To begin: Before preparing your artificial teeth, take time to examine the fossil specimens in the lab. Inventory and attempt to identify the type of wear, fracture, or bite marks present.

        Each research group will need to make four sets of each of the three tooth shapes (= total of twelve tooth models):

1. Obtain six pieces of blackboard chalk. 

2. CAREFULLY break each piece of chalk into two equal-sized pieces.

3. Take four of the short pieces and shape one end of each into a long, slender point (i.e., the point is about twice as long as the diameter of the chalk). This is the tall tooth model

4. Take another four short pieces of chalk and shape one end of each into a short, slightly rounded point (i.e., the point is as long as the diameter of the chalk). This is the moderate tooth model.

5. On the final four short pieces of chalk, remove any sharp edges from one end, but otherwise leave the end flat. This is the flat tooth model.

6. Mix dry artificial stone powder into water in the ratio of three to four parts powder to 1 part water.
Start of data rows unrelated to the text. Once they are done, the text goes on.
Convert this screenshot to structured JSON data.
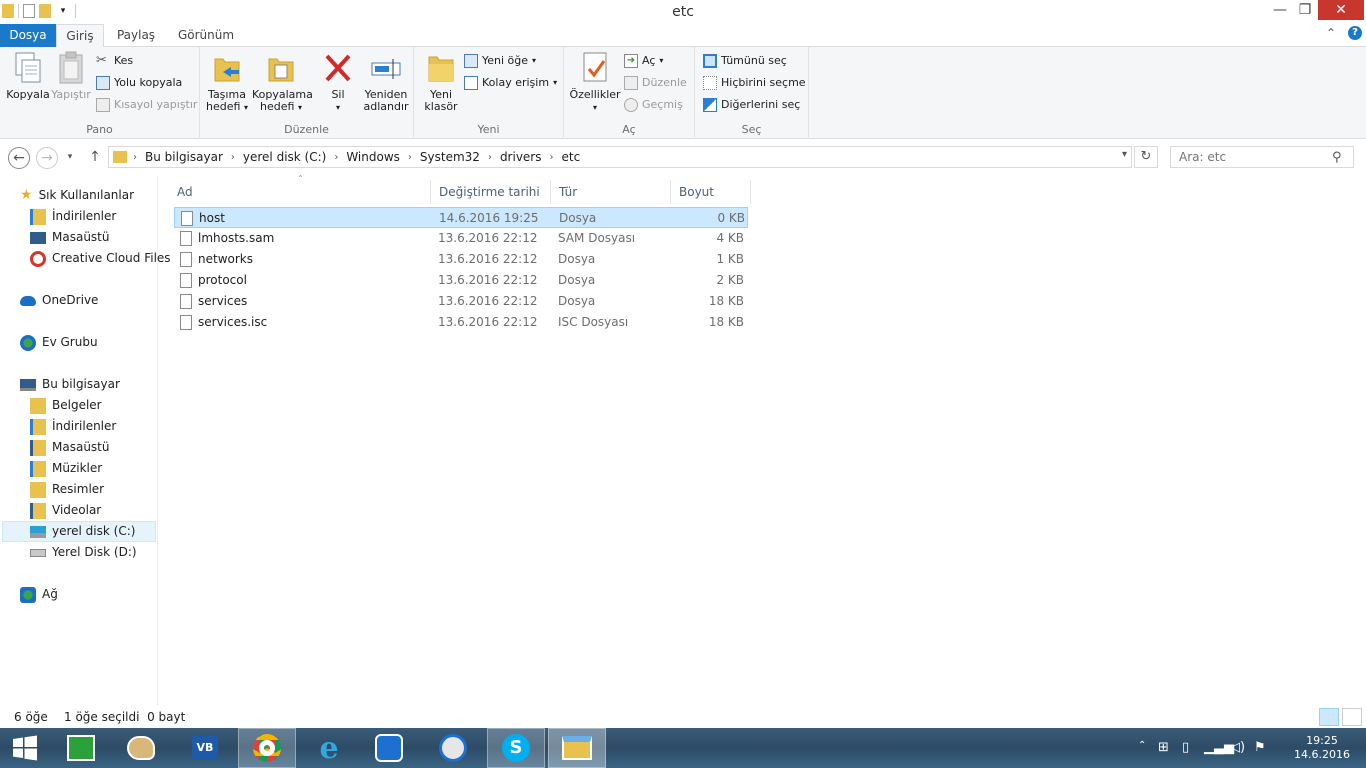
{
  "window": {
    "title": "etc"
  },
  "tabs": {
    "file": "Dosya",
    "home": "Giriş",
    "share": "Paylaş",
    "view": "Görünüm"
  },
  "ribbon": {
    "pano": {
      "label": "Pano",
      "copy": "Kopyala",
      "paste": "Yapıştır",
      "cut": "Kes",
      "copy_path": "Yolu kopyala",
      "paste_shortcut": "Kısayol yapıştır"
    },
    "duzenle": {
      "label": "Düzenle",
      "move_to_1": "Taşıma",
      "move_to_2": "hedefi",
      "copy_to_1": "Kopyalama",
      "copy_to_2": "hedefi",
      "delete": "Sil",
      "rename_1": "Yeniden",
      "rename_2": "adlandır"
    },
    "yeni": {
      "label": "Yeni",
      "new_folder_1": "Yeni",
      "new_folder_2": "klasör",
      "new_item": "Yeni öğe",
      "easy_access": "Kolay erişim"
    },
    "ac": {
      "label": "Aç",
      "properties": "Özellikler",
      "open": "Aç",
      "edit": "Düzenle",
      "history": "Geçmiş"
    },
    "sec": {
      "label": "Seç",
      "select_all": "Tümünü seç",
      "select_none": "Hiçbirini seçme",
      "invert": "Diğerlerini seç"
    }
  },
  "address": {
    "crumbs": [
      "Bu bilgisayar",
      "yerel disk (C:)",
      "Windows",
      "System32",
      "drivers",
      "etc"
    ],
    "search_placeholder": "Ara: etc"
  },
  "navpane": {
    "favorites": "Sık Kullanılanlar",
    "fav_items": [
      "İndirilenler",
      "Masaüstü",
      "Creative Cloud Files"
    ],
    "onedrive": "OneDrive",
    "homegroup": "Ev Grubu",
    "thispc": "Bu bilgisayar",
    "pc_items": [
      "Belgeler",
      "İndirilenler",
      "Masaüstü",
      "Müzikler",
      "Resimler",
      "Videolar",
      "yerel disk (C:)",
      "Yerel Disk (D:)"
    ],
    "network": "Ağ"
  },
  "columns": {
    "name": "Ad",
    "date": "Değiştirme tarihi",
    "type": "Tür",
    "size": "Boyut"
  },
  "files": [
    {
      "name": "host",
      "date": "14.6.2016 19:25",
      "type": "Dosya",
      "size": "0 KB"
    },
    {
      "name": "lmhosts.sam",
      "date": "13.6.2016 22:12",
      "type": "SAM Dosyası",
      "size": "4 KB"
    },
    {
      "name": "networks",
      "date": "13.6.2016 22:12",
      "type": "Dosya",
      "size": "1 KB"
    },
    {
      "name": "protocol",
      "date": "13.6.2016 22:12",
      "type": "Dosya",
      "size": "2 KB"
    },
    {
      "name": "services",
      "date": "13.6.2016 22:12",
      "type": "Dosya",
      "size": "18 KB"
    },
    {
      "name": "services.isc",
      "date": "13.6.2016 22:12",
      "type": "ISC Dosyası",
      "size": "18 KB"
    }
  ],
  "status": {
    "count": "6 öğe",
    "selected": "1 öğe seçildi  0 bayt"
  },
  "taskbar": {
    "time": "19:25",
    "date": "14.6.2016"
  }
}
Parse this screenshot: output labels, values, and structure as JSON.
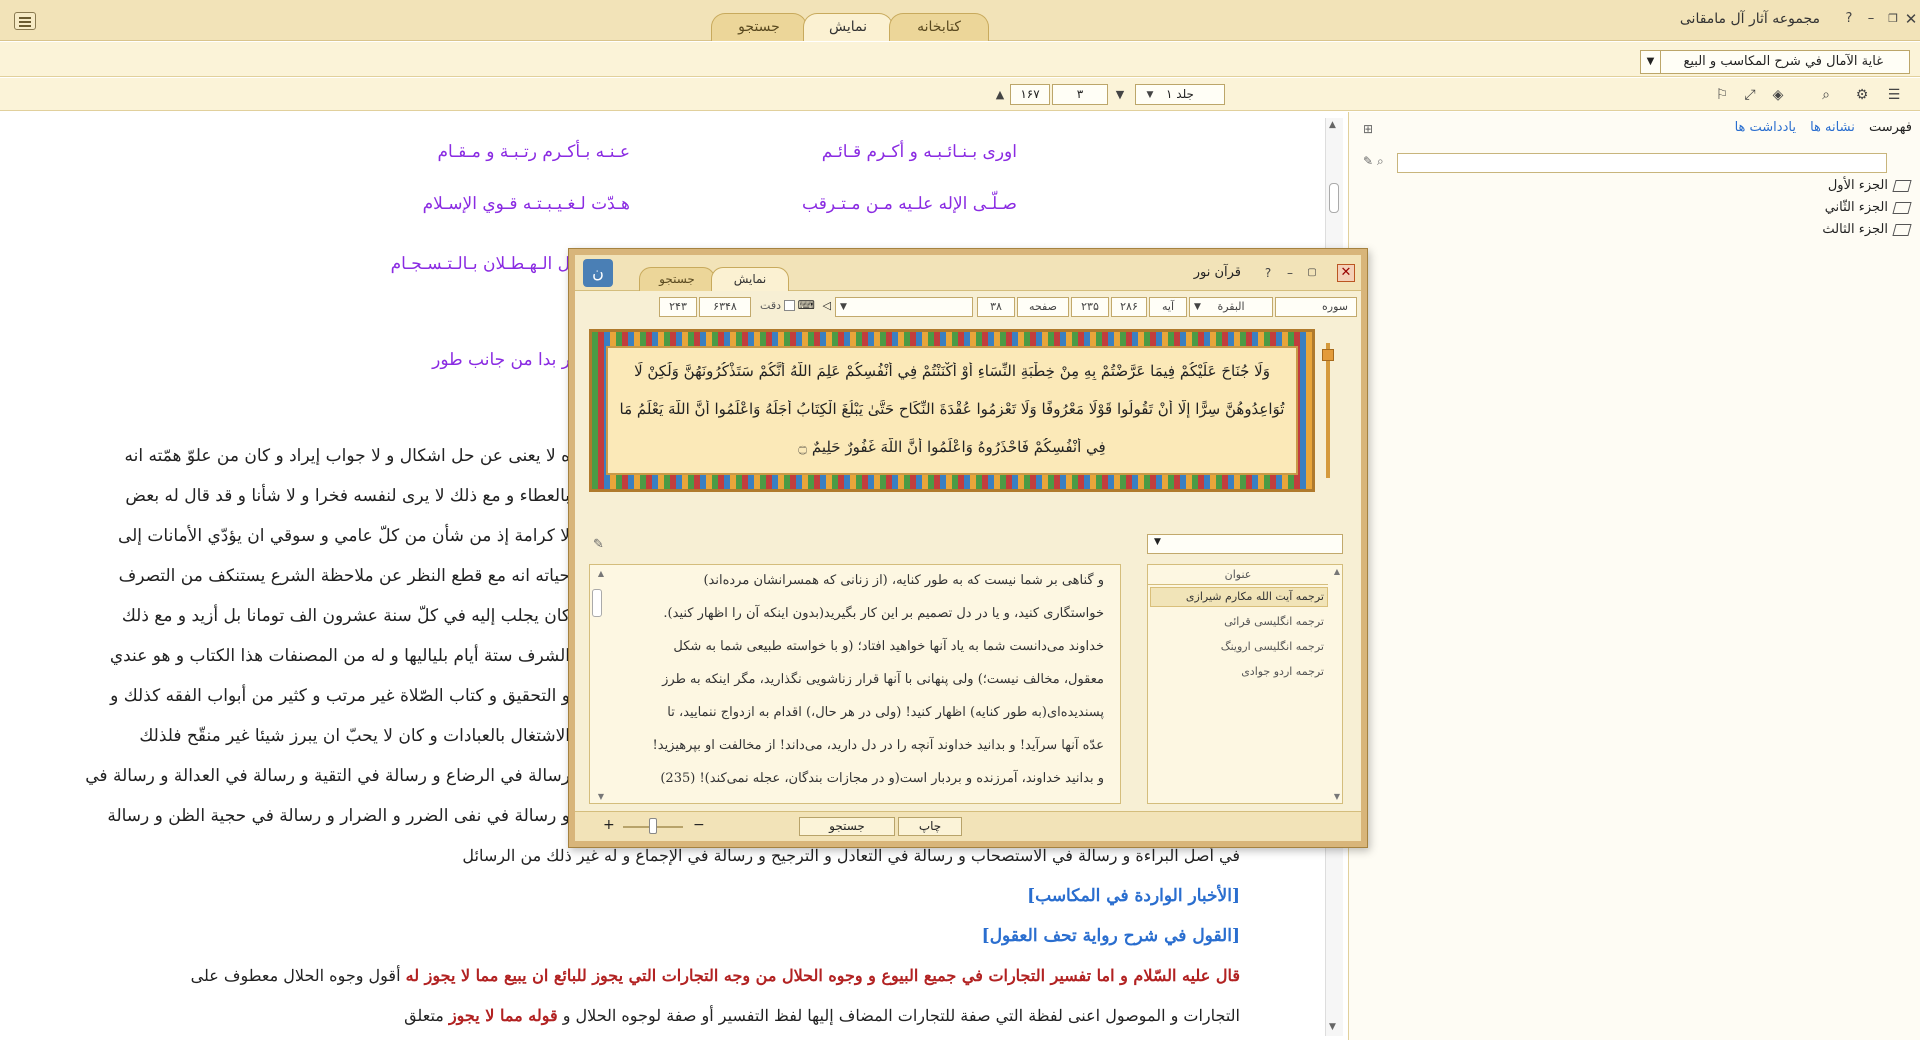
{
  "app": {
    "title": "مجموعه آثار آل مامقانی",
    "tabs": [
      "کتابخانه",
      "نمایش",
      "جستجو"
    ],
    "active_tab": "نمایش"
  },
  "book": {
    "selected": "غاية الآمال في شرح المكاسب و البيع"
  },
  "toolbar": {
    "volume": "جلد ۱",
    "page": "۳",
    "total_pages": "۱۶۷"
  },
  "side_panel": {
    "tabs": [
      "فهرست",
      "نشانه ها",
      "یادداشت ها"
    ],
    "tree": [
      "الجزء الأول",
      "الجزء الثّاني",
      "الجزء الثالث"
    ]
  },
  "reader": {
    "poem": [
      {
        "right": "اوری بـنـائـبـه و أکـرم قـائـم",
        "left": "عـنـه بـأکـرم رتـبـة و مـقـام"
      },
      {
        "right": "صـلّـی الإله علـیه مـن مـتـرقب",
        "left": "هـدّت لـغـیـبـتـه قـوي الإسـلام"
      },
      {
        "right": "",
        "left": "ل الـهـطـلان بـالـتـسـجـام"
      }
    ],
    "fragment": "ر بدا من جانب طور",
    "paragraph": [
      "ه لا يعنى عن حل اشكال و لا جواب إيراد و كان من علوّ همّته انه",
      "بالعطاء و مع ذلك لا يرى لنفسه فخرا و لا شأنا و قد قال له بعض",
      "لا كرامة إذ من شأن من كلّ عامي و سوقي ان يؤدّي الأمانات إلى",
      "حياته انه مع قطع النظر عن ملاحظة الشرع يستنكف من التصرف",
      "كان يجلب إليه في كلّ سنة عشرون الف تومانا بل أزيد و مع ذلك",
      "الشرف ستة أيام بلياليها و له من المصنفات هذا الكتاب و هو عندي",
      "و التحقيق و كتاب الصّلاة غير مرتب و كثير من أبواب الفقه كذلك و",
      "الاشتغال بالعبادات و كان لا يحبّ ان يبرز شيئا غير منقّح فلذلك",
      "رسالة في الرضاع و رسالة في التقية و رسالة في العدالة و رسالة في",
      "و رسالة في نفى الضرر و الضرار و رسالة في حجية الظن و رسالة"
    ],
    "full_line": "في أصل البراءة و رسالة في الاستصحاب و رسالة في التعادل و الترجيح و رسالة في الإجماع و له غير ذلك من الرسائل",
    "heading1": "[الأخبار الواردة في المكاسب]",
    "heading2": "[القول في شرح رواية تحف العقول]",
    "red_line": "قال عليه السّلام و اما تفسير التجارات في جميع البيوع و وجوه الحلال من وجه التجارات التي يجوز للبائع ان يبيع مما لا يجوز له",
    "red_line_tail": "أقول وجوه الحلال معطوف على",
    "last_line_black": "التجارات و الموصول اعنى لفظة التي صفة للتجارات المضاف إليها لفظ التفسير أو صفة لوجوه الحلال و",
    "last_line_red": "قوله مما لا يجوز",
    "last_line_tail": "متعلق"
  },
  "quran_window": {
    "title": "قرآن نور",
    "tabs": [
      "نمایش",
      "جستجو"
    ],
    "active_tab": "نمایش",
    "nav": {
      "sura_label": "سوره",
      "sura_value": "البقرة",
      "aya_label": "آیه",
      "aya_value": "۲۳۵",
      "aya_total": "۲۸۶",
      "page_label": "صفحه",
      "page_value": "۳۸",
      "precise_label": "دقت",
      "num_a": "۶۳۴۸",
      "num_b": "۲۴۳"
    },
    "ayah_lines": [
      "وَلَا جُنَاحَ عَلَيْكُمْ فِيمَا عَرَّضْتُمْ بِهِ مِنْ خِطْبَةِ النِّسَاءِ أَوْ أَكْنَنْتُمْ فِي أَنْفُسِكُمْ عَلِمَ اللَّهُ أَنَّكُمْ سَتَذْكُرُونَهُنَّ وَلَٰكِنْ لَا",
      "تُوَاعِدُوهُنَّ سِرًّا إِلَّا أَنْ تَقُولُوا قَوْلًا مَعْرُوفًا وَلَا تَعْزِمُوا عُقْدَةَ النِّكَاحِ حَتَّىٰ يَبْلُغَ الْكِتَابُ أَجَلَهُ وَاعْلَمُوا أَنَّ اللَّهَ يَعْلَمُ مَا",
      "فِي أَنْفُسِكُمْ فَاحْذَرُوهُ وَاعْلَمُوا أَنَّ اللَّهَ غَفُورٌ حَلِيمٌ ۝"
    ],
    "translation_list_header": "عنوان",
    "translations": [
      "ترجمه آیت الله مکارم شیرازی",
      "ترجمه انگلیسی قرائی",
      "ترجمه انگلیسی اروینگ",
      "ترجمه اردو جوادی"
    ],
    "selected_translation": "ترجمه آیت الله مکارم شیرازی",
    "translation_text": [
      "و گناهی بر شما نیست که به طور کنایه، (از زنانی که همسرانشان مرده‌اند)",
      "خواستگاری کنید، و یا در دل تصمیم بر این کار بگیرید(بدون اینکه آن را اظهار کنید).",
      "خداوند می‌دانست شما به یاد آنها خواهید افتاد؛ (و با خواسته طبیعی شما به شکل",
      "معقول، مخالف نیست؛) ولی پنهانی با آنها قرار زناشویی نگذارید، مگر اینکه به طرز",
      "پسندیده‌ای(به طور کنایه) اظهار کنید! (ولی در هر حال،) اقدام به ازدواج ننمایید، تا",
      "عدّه آنها سرآید! و بدانید خداوند آنچه را در دل دارید، می‌داند! از مخالفت او بپرهیزید!",
      "و بدانید خداوند، آمرزنده و بردبار است(و در مجازات بندگان، عجله نمی‌کند)! (235)"
    ],
    "buttons": {
      "search": "جستجو",
      "print": "چاپ"
    },
    "zoom_minus": "−",
    "zoom_plus": "+"
  }
}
When mixed, beat the artificial stone with a chemical spatula until it is smooth and pourable. Add water if necessary so that the mixture is the thickness of heavy cream.

7. Carefully dip the tip of each  tooth model into water for a few seconds and then dip it into the artificial stone mixture so that about half of the model is covered with artificial stone. Set each tooth model aside to dry until next week.


Procedures (Week 2)

        On the testing day we will also need to (1) make simulated substrates (an agar-cotton mixture to simulate soft tissues, such as muscle, and plaster to simulate bone).

1. Obtain six paper bowls and six small paper plates.

2. Mix 1 part agar with 99 parts water in a beaker. Place on a hot plate and stir continuously until the agar is dissolved and the solution is clear. Mix in enough cotton fibers so the mixture is slightly thickened.

3. Pour the mixture into the six paper bowls, so there is an equal depth in each bowl. Allow to cool and solidify.

4. Mix plaster (see above) and fill the six paper plates to an equal depth. Allow to harden.

5.  Beginning with the sharp tooth models, test the mutual effect of their interaction with both hard and soft substrates:

  • Repeat the above procedure using the plaster substrate.

  • Repeat the above analysis for the rounded and blunt teeth.

  • Questions to Ponder

    1. Are particular wear patterns associated with hard substrates?
        With soft substrates?

    2. Are particular wear patterns correlated with tangential tooth impacts?
        With axial tooth impacts?

    3. Are particular bite marks correlated with tangential tooth impacts?
        With axial tooth impacts?

    4. What effect does tooth shape have on damage patterns?
        Is this interpretation consistent with the inverse relationship between apical stress and the radius of curvature of the tooth tip?
     

    Interpreting Damage Patterns

            Reexamine the fossil specimens you observed previously. This time, draw each specimen, labeling pertinent damage marks. Attempt to reconstruct the feeding behavior that produced the damage pattern on each specimen by analogy with what you observed in the artificial teeth.